Joe Biden, élu samedi à la Maison Blanche, a promis de restaurer le leadership américain et de rassembler les alliés démocratiques des Etats-Unis, mais sa politique étrangère devra composer avec le monde chamboulé hérité de Donald Trump et ne pourra se contenter d'un simple retour en arrière.


Joe Biden (à droite) avec l'actuel président chinois Xi Jinping, en 2012 à Los Angeles, alors qu'ils étaient tous deux vice-présidents - GETTY IMAGES NORTH AMERICA/AFP/Archives



«La crédibilité et l'influence des Etats-Unis dans le monde ont reculé depuis que le président Barack Obama et moi-même avons quitté le pouvoir», écrivait en début d'année l'ancien vice-président dans la revue Foreign Affairs. Avant de promettre de faire en sorte que «l'Amérique guide à nouveau le monde».

Sur plusieurs sujets, la rupture avec Donald Trump devrait être flagrante.
Joe Biden veut ré-adhérer, dès le premier jour de son mandat, en janvier 2021, à l'accord de Paris sur le climat, dont le président républicain est sorti, puis renouer avec l'Organisation mondiale de la santé, abandonnée en pleine pandémie.
Il propose d'organiser, pendant sa première année à la Maison Blanche, un «sommet des démocraties» pour redorer le blason des Etats-Unis, réaffirmer leur attachement au multilatéralisme, pris d'assaut pendant quatre ans, et se rabibocher avec des alliés occidentaux malmenés par la diplomatie trumpiste.

Confrontation avec la Chine



Pour Célia Belin, du cercle de réflexion Brookings Institution, «il y a un risque» que Joe Biden, 77 ans, «voie le monde tel qu'il était quand il a quitté les affaires et non comme il est aujourd'hui», et soit tenté par un simple «retour à la normale».
«Mais le monde a changé et Trump a changé le jeu sur trop de sujets pour que ce soit possible», dit-elle à l'AFP.

De fait, à gauche, de jeunes conseillers ont fait évoluer la doctrine.
«Globalement, je ne pense pas qu'une politique étrangère de Biden serait une réédition de la politique étrangère de l'époque d'Obama», acquiesce Katrina Mulligan, du Center for American Progress, un institut proche des démocrates. «Cette présidence devra gérer la montée de l'autoritarisme et le fait que la démocratie n'est plus en expansion à travers le monde».

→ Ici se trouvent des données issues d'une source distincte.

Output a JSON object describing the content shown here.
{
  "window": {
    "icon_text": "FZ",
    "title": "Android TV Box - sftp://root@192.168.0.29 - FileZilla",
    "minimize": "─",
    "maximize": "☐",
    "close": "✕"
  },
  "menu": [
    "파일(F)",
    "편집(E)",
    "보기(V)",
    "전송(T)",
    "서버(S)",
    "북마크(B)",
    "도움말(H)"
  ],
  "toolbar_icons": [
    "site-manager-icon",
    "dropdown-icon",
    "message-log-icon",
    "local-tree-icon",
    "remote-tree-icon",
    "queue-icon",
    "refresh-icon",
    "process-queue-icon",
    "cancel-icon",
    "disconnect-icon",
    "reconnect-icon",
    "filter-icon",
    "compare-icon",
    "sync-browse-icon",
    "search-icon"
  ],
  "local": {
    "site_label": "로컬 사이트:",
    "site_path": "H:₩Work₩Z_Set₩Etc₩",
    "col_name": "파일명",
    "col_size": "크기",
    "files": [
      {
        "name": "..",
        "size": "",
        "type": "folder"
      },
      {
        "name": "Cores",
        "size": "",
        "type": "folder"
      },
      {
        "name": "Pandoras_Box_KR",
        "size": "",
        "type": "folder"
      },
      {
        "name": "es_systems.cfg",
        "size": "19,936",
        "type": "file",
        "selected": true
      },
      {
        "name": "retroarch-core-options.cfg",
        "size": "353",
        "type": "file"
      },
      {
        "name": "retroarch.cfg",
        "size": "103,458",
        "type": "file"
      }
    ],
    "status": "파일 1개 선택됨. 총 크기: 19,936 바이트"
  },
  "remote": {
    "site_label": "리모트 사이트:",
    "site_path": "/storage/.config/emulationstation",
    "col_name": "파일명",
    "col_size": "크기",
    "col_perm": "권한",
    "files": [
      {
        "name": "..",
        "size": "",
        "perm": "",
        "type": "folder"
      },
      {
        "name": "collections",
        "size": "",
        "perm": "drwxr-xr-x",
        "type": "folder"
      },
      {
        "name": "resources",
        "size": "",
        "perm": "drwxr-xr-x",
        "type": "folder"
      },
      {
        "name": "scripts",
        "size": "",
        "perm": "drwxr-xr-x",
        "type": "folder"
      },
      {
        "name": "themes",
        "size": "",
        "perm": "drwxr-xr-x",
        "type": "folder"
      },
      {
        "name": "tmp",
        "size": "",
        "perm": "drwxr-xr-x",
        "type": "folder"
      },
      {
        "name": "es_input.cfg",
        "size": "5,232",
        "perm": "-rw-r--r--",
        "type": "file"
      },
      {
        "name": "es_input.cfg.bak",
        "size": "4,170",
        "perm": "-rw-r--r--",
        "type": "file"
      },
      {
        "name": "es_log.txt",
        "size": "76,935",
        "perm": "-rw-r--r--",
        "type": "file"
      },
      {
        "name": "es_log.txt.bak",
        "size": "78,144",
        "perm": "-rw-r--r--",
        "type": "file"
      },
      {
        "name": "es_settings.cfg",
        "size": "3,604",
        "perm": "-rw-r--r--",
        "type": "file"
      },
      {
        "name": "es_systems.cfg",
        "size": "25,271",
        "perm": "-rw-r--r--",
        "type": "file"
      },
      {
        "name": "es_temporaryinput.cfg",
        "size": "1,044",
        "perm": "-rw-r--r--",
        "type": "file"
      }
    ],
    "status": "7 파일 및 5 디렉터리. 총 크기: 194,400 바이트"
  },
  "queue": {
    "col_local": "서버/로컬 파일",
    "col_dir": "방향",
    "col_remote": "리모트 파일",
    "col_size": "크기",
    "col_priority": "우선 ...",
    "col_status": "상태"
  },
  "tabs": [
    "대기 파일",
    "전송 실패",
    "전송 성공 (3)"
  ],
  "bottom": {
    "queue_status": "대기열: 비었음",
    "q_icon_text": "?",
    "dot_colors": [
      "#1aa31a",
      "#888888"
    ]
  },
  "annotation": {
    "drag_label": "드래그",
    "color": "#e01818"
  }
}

Le secrétaire d'Etat français aux Affaires européennes, Clément Beaune, prévient d'ailleurs que le Vieux Continent ne devra pas considérer «que la situation sera comme avant l'élection du président Trump». «Certaines tendances de la présidence Trump -- la pression sur l'Union européenne au sujet de sa participation à l'effort de défense, la fermeté sur le commerce et la confrontation avec la Chine -- vont, je pense, se poursuivre d'une manière ou d'une autre», a-t-il dit à des journalistes à Washington.

Styles aux antipodes



Au-delà d'un style aux antipodes et de tactiques différentes, Donald Trump et Joe Biden sont sur la même longueur d'onde sur des sujets-clés.
Le premier, novice en politique, a tenté de «mettre fin aux guerres sans fin» et a commencé, sans grande concertation, à retirer les soldats américains de Syrie, d'Irak et d'Afghanistan.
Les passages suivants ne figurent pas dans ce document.